A faint, pitiful whimper from the closet in the other room. Barely audible. Could’ve been wind, a distant bird, or—

Ilya froze. Hand still on Shane’s chest. Shane’s heart lurched with sudden guilt. He cracked one eye. “Mm?”

Ilya lifted his head slowly. Eyes narrowed. “What the fuck was that sound?”

Shane swallowed. Voice rough. “Bird. Probably outside.”

Ilya stared at him for several long seconds. Shane’s cheeks were already pinker than usual—cute as hell. Ilya huffed, decided to ignore the maybe-imagined noise, and dove back in, thumb and forefinger rolling Shane’s nipple, tugging lightly. Shane gasped, arched into the touch, hips shifting.

Another whimper. Louder. Clearer.

Ilya stopped again, brow creasing with actual concern. “Hollander.”

“It’s nothing,” Shane mumbled. “Just… nature. Don’t worry about it. Loons come ashore this time of year to, uh, stretch their legs.”

Ilya muttered something rude in Russian but didn’t quit. He worked Shane’s now-hypersensitive nipple harder—another sharp twist that made Shane suck in a breath and arch off the bed. Heat pooled low in Shane’s belly. Ilya’s mouth found his collarbone, then lower, closing over the nipple, teeth grazing, Shane let out another loud moan—

The closet exploded.

Not literally, but close enough. A sudden, gut-wrenching wail—raw, throat-scraping, like a baby wolf with laryngitis trying to learn how to howl. High, desperate, piercing. The exact sound that snaps every primate’s instincts to full red alert.

Ilya’s fingers clamped down reflexively.

Shane yelped for real—his nipple felt like it had been caught in a duck-bill vise. He jerked. “Fuck, Ilya—!”

Ilya shot upright, sheet sliding off, eyes wide, chest heaving.

“That sound definitely came from inside the fucking house!”

Shane sat up slowly, one hand cupping his throbbing (probably soon-to-be-bruised) nipple. Face burning with embarrassment and guilt. Without a word he found clothes, pulled Ilya toward the guest room.

Ilya stared at the closed closet door—and the commotion behind it—like it had just personally insulted his mother.

Shane sighed, arms crossed, head tilted in resignation.

“Okay, so the story is—”

Ilya’s look was pure exasperated terror plus defeat.

“You have five seconds, Hollander, or I burn this entire cottage down.”
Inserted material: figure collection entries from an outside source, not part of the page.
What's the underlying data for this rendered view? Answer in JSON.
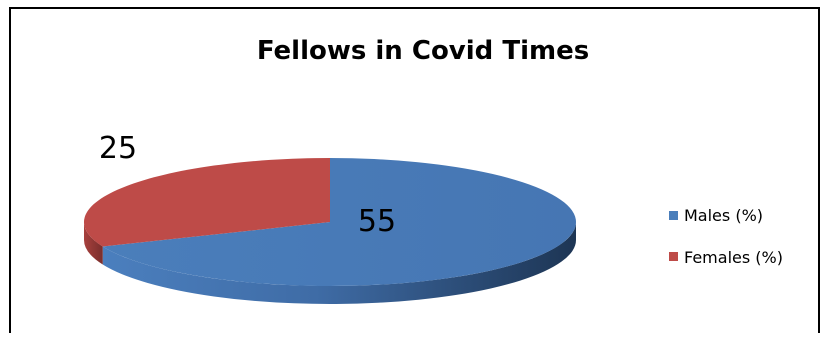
{
  "chart_data": {
    "type": "pie",
    "title": "Fellows in Covid Times",
    "categories": [
      "Males (%)",
      "Females (%)"
    ],
    "values": [
      55,
      25
    ],
    "data_labels": [
      "55",
      "25"
    ],
    "colors": [
      "#4a7ebb",
      "#be4b48"
    ],
    "pie_3d": true,
    "legend_position": "right"
  }
}
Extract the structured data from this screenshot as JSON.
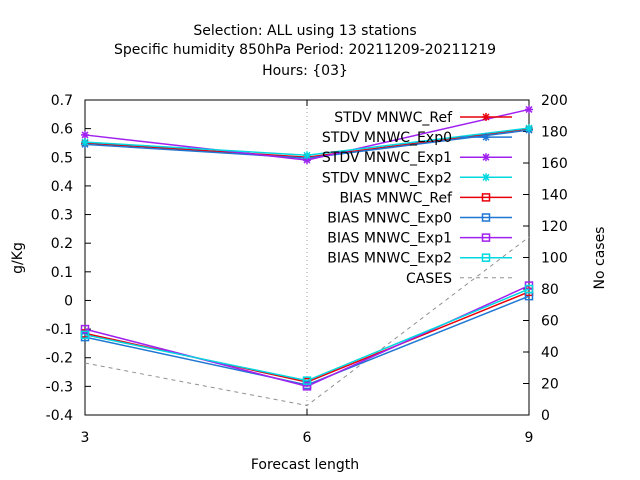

Shane scratched his neck awkwardly and eased the closet door open.

There, nestled in a nest of towels and hoodie, was the chick. Tiny body trembling, huge black eyes glassy with stress. Beak open. Another weak whimper—then a hiccuping little cheep.

Ilya stared.

Then stared harder, like his brain was blue-screening.

“You… kidnapped a baby loon.”

“Rescued,” Shane said quickly. “It’s hurt. Wing’s messed up. Couldn’t just leave it.”
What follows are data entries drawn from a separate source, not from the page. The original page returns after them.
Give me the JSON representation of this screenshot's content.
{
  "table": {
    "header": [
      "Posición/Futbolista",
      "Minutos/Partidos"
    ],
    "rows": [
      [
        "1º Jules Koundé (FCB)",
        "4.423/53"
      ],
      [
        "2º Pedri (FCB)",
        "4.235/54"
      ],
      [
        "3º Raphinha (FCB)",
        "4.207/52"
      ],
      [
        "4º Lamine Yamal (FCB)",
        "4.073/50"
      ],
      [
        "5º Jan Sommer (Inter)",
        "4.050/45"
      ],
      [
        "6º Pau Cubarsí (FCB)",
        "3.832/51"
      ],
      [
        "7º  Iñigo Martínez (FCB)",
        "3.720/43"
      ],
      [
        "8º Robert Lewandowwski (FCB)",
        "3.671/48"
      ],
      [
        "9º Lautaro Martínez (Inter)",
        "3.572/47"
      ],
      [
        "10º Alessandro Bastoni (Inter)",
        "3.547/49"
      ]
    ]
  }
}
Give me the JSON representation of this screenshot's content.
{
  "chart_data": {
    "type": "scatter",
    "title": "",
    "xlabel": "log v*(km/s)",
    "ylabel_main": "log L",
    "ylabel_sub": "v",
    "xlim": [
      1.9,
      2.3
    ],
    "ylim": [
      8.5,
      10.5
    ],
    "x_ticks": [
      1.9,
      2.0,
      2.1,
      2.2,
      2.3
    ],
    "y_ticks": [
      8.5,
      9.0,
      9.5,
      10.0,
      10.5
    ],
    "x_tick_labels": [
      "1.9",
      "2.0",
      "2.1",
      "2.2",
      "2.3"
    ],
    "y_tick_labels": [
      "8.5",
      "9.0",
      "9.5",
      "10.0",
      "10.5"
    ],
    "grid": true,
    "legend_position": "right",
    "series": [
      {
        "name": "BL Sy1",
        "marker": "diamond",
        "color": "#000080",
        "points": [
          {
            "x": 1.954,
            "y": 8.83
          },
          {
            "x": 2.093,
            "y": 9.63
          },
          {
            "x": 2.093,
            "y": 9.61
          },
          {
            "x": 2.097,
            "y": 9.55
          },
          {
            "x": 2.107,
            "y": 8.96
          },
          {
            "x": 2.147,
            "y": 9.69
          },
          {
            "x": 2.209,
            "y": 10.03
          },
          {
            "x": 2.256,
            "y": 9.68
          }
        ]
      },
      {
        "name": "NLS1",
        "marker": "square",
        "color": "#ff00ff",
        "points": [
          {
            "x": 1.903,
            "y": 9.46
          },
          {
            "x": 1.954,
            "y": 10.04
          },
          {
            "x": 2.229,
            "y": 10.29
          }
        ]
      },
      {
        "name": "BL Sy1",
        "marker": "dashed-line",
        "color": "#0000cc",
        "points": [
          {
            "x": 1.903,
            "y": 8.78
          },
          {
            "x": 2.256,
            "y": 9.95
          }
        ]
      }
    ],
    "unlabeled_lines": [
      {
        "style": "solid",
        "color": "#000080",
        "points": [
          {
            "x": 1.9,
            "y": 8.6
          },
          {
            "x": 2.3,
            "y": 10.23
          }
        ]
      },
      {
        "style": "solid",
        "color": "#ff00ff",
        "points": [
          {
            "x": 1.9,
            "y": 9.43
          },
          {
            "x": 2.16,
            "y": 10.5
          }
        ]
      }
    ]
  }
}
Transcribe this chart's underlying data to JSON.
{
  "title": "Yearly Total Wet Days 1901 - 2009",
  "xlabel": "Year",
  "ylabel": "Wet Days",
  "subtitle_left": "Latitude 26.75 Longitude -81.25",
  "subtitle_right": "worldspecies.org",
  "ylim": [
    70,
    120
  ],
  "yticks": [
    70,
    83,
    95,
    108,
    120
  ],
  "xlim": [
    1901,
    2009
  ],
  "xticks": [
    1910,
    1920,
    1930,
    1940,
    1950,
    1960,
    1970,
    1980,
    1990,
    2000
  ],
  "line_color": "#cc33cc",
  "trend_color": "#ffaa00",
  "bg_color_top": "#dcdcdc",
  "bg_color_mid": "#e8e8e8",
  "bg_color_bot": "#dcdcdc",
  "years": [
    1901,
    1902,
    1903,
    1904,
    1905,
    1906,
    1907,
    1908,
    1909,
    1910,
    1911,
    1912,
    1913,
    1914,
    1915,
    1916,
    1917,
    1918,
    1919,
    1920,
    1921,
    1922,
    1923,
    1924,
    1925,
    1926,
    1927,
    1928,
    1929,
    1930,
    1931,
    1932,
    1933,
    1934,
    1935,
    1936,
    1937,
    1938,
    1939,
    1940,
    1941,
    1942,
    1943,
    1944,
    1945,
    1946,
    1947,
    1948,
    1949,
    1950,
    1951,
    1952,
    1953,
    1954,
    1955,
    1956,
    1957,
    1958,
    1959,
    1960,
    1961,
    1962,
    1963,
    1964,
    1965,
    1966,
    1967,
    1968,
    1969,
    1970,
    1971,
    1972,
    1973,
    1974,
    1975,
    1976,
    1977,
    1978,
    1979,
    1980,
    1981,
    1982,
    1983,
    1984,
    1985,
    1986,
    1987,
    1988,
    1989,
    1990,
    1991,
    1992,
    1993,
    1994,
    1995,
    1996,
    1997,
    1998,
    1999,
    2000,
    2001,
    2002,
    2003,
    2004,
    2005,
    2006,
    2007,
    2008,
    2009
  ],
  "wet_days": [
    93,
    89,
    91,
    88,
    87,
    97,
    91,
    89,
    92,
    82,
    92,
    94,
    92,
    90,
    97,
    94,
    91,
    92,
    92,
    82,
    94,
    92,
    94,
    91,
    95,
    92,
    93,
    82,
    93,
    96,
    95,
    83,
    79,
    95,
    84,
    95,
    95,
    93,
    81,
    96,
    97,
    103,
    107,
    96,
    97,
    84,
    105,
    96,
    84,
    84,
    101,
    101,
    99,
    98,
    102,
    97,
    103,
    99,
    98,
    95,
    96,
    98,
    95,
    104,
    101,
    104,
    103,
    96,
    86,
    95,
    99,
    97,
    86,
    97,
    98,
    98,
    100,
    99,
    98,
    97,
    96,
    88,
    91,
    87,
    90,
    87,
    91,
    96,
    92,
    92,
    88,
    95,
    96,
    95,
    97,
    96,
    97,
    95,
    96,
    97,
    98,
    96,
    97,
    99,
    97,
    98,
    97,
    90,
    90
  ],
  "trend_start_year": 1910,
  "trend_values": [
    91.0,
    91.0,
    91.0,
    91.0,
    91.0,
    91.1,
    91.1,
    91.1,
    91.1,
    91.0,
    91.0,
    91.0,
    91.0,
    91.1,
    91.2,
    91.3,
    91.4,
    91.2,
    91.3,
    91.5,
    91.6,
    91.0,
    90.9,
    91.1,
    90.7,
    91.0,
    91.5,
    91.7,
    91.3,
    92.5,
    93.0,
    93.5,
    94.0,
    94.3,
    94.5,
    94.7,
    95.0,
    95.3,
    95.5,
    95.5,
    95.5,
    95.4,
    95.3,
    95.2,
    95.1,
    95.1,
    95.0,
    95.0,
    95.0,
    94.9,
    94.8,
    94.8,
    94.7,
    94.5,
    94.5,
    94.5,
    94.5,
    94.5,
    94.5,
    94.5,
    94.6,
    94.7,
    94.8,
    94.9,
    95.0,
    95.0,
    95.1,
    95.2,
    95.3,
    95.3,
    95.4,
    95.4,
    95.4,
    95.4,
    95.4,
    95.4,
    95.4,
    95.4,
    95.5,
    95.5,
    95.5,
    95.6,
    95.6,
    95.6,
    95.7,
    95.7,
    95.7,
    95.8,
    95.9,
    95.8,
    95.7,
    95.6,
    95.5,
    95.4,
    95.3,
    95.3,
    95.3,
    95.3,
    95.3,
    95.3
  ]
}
“You hid it. In our closet. From me.”

Shane hunched his shoulders. “You’re scared of loons.”

“I am not scared of loons!” Ilya hissed through his teeth. “I just hate them screaming like something’s getting murdered at three in the morning! Hate! And now there’s one in my bedroom screeching right before I fuck you!”

Right on cue the chick let out another long, quivering wail. Less wolf, more asthmatic heartbroken kitten.
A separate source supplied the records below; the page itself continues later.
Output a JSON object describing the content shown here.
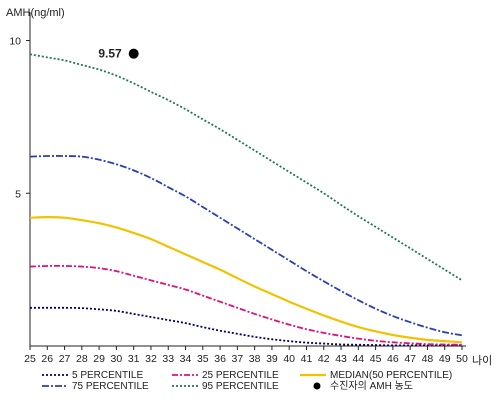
{
  "chart_data": {
    "type": "line",
    "ylabel": "AMH(ng/ml)",
    "xlabel": "나이",
    "xlim": [
      25,
      50
    ],
    "ylim": [
      0,
      11
    ],
    "x_ticks": [
      25,
      26,
      27,
      28,
      29,
      30,
      31,
      32,
      33,
      34,
      35,
      36,
      37,
      38,
      39,
      40,
      41,
      42,
      43,
      44,
      45,
      46,
      47,
      48,
      49,
      50
    ],
    "y_ticks": [
      5,
      10
    ],
    "grid": false,
    "legend_position": "bottom",
    "x": [
      25,
      26,
      27,
      28,
      29,
      30,
      31,
      32,
      33,
      34,
      35,
      36,
      37,
      38,
      39,
      40,
      41,
      42,
      43,
      44,
      45,
      46,
      47,
      48,
      49,
      50
    ],
    "series": [
      {
        "name": "5 PERCENTILE",
        "color": "#000066",
        "dash": "2,2",
        "values": [
          1.25,
          1.25,
          1.25,
          1.24,
          1.2,
          1.15,
          1.05,
          0.95,
          0.85,
          0.75,
          0.62,
          0.5,
          0.4,
          0.3,
          0.22,
          0.16,
          0.11,
          0.08,
          0.05,
          0.04,
          0.03,
          0.02,
          0.02,
          0.02,
          0.02,
          0.02
        ]
      },
      {
        "name": "25 PERCENTILE",
        "color": "#e0107e",
        "dash": "6,2,2,2",
        "values": [
          2.6,
          2.62,
          2.62,
          2.6,
          2.55,
          2.45,
          2.3,
          2.15,
          2.0,
          1.85,
          1.65,
          1.45,
          1.25,
          1.05,
          0.87,
          0.7,
          0.55,
          0.43,
          0.33,
          0.24,
          0.17,
          0.12,
          0.09,
          0.06,
          0.05,
          0.04
        ]
      },
      {
        "name": "MEDIAN(50 PERCENTILE)",
        "color": "#f2c200",
        "dash": "",
        "values": [
          4.2,
          4.22,
          4.2,
          4.12,
          4.02,
          3.88,
          3.7,
          3.5,
          3.25,
          3.0,
          2.75,
          2.5,
          2.22,
          1.95,
          1.7,
          1.45,
          1.22,
          1.0,
          0.8,
          0.62,
          0.48,
          0.36,
          0.27,
          0.2,
          0.16,
          0.12
        ]
      },
      {
        "name": "75 PERCENTILE",
        "color": "#2b3fb5",
        "dash": "7,2,2,2",
        "values": [
          6.2,
          6.22,
          6.22,
          6.2,
          6.1,
          5.95,
          5.75,
          5.5,
          5.2,
          4.9,
          4.55,
          4.2,
          3.85,
          3.5,
          3.15,
          2.8,
          2.45,
          2.12,
          1.8,
          1.5,
          1.22,
          0.98,
          0.78,
          0.6,
          0.45,
          0.35
        ]
      },
      {
        "name": "95 PERCENTILE",
        "color": "#1f7a4a",
        "dash": "2,2",
        "values": [
          9.55,
          9.45,
          9.35,
          9.2,
          9.05,
          8.85,
          8.6,
          8.32,
          8.05,
          7.75,
          7.42,
          7.1,
          6.75,
          6.4,
          6.05,
          5.7,
          5.35,
          5.0,
          4.62,
          4.25,
          3.9,
          3.55,
          3.2,
          2.85,
          2.5,
          2.15
        ]
      }
    ],
    "point": {
      "name": "수진자의 AMH 농도",
      "x": 31,
      "y": 9.57,
      "label": "9.57",
      "color": "#000000"
    }
  }
}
Ilya gave Shane the world’s most I told you so look.

Shane shot him a glare, then crouched, voice softening. “Hey, little guy. He’s not gonna hurt you. You’re okay. You’re okay.” The chick quieted at Shane’s voice.

Ilya watched Shane talk like a new mom to an infant and felt something weird twist in his chest, but he still dragged both hands down his face in agony.

“We are not keeping a screaming bird.”

“It’s injured.”

“It’s loud.”

Shane looked back at him—stubborn, slightly sheepish, already dug in. “Just until the wing heals, or tomorrow I’ll find a wildlife center. I’m already looking. A few days max. I can’t let it die, Ilya.”

Ilya glared at the chick.

The chick blinked huge eyes at him. Cheep. Weak. Pitiful.

Ilya’s shoulders dropped maybe half a centimeter.

He muttered something in Russian. Definitely filthy.

Shane gave a hopeful, pleading little smile.

“Fuck your Canada…” Ilya rubbed his temples.